BMW i Ventures has launched a new $300 million fund with a timely thesis: AI will reshape how the automotive industry operates. And the independent venture arm of BMW AG wants to be in the driver’s seat.

The fund, announced on Wednesday, will invest in early-stage through Series B startups in North America and Europe that are working on agentic AI and physical AI (a term that includes AI applied to robotics and autonomous vehicles) as well as industrial software, advanced materials, and manufacturing and supply chain technologies. This third fund brings the firm’s total capital under management to $1.1 billion.

The catch, of course, is to find AI startups that aren’t simply riding one of the buzziest tech trends in decades.

“We always try to adjust and shift our focus towards what are the new trends, not just for the trend’s sake, but for what will actually determine the future,” Marcus Behrendt, managing partner at BMW i Ventures, said in a recent interview with TechCrunch.

The firm’s previous funds reflect Behrendt’s thinking. When BMW i Ventures launched its first fund in 2016, autonomous vehicles and digital tech sat at the center of its investment strategy. Its second fund in 2021 focused on startups working on sustainability and the supply chain.

To Behrendt and managing partner Kaspar Sage, AI is not only the next big trend, it will be the foundation that other technologies are built on. And ultimately, these will change robotics, how software is developed, and how cars are produced, they said.

Sage, who is based out of the firm’s Silicon Valley office, said some of the biggest opportunities are those that may appear mundane, but have a lot more impact. One example is Synera, a German company backed by BMW i Ventures that uses AI agents in the design and engineering process, Sage said.

Synera started as an integration software company that helped engineers automate and streamline complex design workflows for industrial engineering. The company then built AI agents on top of its platform, which already contains data on materials, sizing, and other engineering parameters, Sage explained.

“And what you get out of this is crazy, because you can basically cut down a process of, let’s say, three weeks of time that humans would interact with one another to make a certain change, and you can cut down that to minutes,” Sage said. “And that’s so powerful, if you think about it.”
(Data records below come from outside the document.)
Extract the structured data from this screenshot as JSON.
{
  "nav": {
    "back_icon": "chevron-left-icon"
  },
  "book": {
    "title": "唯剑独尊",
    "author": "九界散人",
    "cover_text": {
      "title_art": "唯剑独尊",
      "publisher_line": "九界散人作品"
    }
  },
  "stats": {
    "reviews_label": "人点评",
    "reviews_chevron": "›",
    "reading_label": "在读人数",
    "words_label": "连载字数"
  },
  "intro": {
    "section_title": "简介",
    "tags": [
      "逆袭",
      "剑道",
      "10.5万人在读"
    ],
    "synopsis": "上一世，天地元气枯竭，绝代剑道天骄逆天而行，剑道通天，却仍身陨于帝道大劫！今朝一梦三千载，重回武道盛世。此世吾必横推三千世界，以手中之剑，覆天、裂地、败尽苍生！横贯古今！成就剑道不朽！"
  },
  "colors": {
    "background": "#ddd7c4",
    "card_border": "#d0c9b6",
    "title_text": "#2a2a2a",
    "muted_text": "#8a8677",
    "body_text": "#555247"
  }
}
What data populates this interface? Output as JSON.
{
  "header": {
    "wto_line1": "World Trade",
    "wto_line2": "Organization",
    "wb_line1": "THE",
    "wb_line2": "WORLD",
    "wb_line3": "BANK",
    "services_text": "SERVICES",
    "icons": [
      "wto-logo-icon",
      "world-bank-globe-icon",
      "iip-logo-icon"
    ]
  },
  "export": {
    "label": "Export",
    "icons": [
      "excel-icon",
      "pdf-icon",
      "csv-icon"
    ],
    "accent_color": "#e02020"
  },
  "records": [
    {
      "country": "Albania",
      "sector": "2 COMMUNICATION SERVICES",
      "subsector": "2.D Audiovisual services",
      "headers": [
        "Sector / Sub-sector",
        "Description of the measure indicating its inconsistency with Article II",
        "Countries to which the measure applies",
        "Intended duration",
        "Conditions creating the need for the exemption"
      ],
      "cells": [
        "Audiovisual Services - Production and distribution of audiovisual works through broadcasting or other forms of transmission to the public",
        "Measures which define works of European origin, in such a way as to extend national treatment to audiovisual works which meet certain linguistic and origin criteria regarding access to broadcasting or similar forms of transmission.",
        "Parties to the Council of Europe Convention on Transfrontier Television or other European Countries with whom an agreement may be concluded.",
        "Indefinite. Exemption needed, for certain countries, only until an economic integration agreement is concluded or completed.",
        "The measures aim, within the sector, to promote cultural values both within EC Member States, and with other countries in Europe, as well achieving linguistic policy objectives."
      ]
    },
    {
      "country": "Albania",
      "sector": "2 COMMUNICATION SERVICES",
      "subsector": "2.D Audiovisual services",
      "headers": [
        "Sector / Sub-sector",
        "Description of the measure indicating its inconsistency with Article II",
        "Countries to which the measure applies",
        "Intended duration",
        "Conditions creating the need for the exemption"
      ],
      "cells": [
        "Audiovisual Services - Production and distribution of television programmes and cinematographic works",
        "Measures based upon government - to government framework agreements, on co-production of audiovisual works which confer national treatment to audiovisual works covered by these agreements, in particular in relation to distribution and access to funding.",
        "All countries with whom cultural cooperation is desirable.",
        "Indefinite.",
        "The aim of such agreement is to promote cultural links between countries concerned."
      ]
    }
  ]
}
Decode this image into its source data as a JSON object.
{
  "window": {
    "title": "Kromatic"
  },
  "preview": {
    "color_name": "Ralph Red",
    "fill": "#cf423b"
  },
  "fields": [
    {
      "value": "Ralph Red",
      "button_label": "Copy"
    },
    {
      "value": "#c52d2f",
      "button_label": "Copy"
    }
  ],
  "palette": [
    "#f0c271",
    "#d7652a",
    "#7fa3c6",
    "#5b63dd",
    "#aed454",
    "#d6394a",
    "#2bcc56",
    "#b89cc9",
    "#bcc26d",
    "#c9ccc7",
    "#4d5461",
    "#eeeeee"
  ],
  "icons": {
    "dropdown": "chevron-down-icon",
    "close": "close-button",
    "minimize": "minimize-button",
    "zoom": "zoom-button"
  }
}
The VC firm is still committed to other categories that it has previously invested in, including advanced materials and circular supply chains. Behrendt said the new fund’s focus on AI expands the toolkit for sustainability rather than replacing it.”

The firm hasn’t made any investments out of this third fund yet. But its second fund, which is in the midst of wrapping up, does include investments in a number of AI-focused startups, including five recent ones that the firm isn’t quite ready to talk about. In all, the firm has used the second fund to invest in more than 35 investments.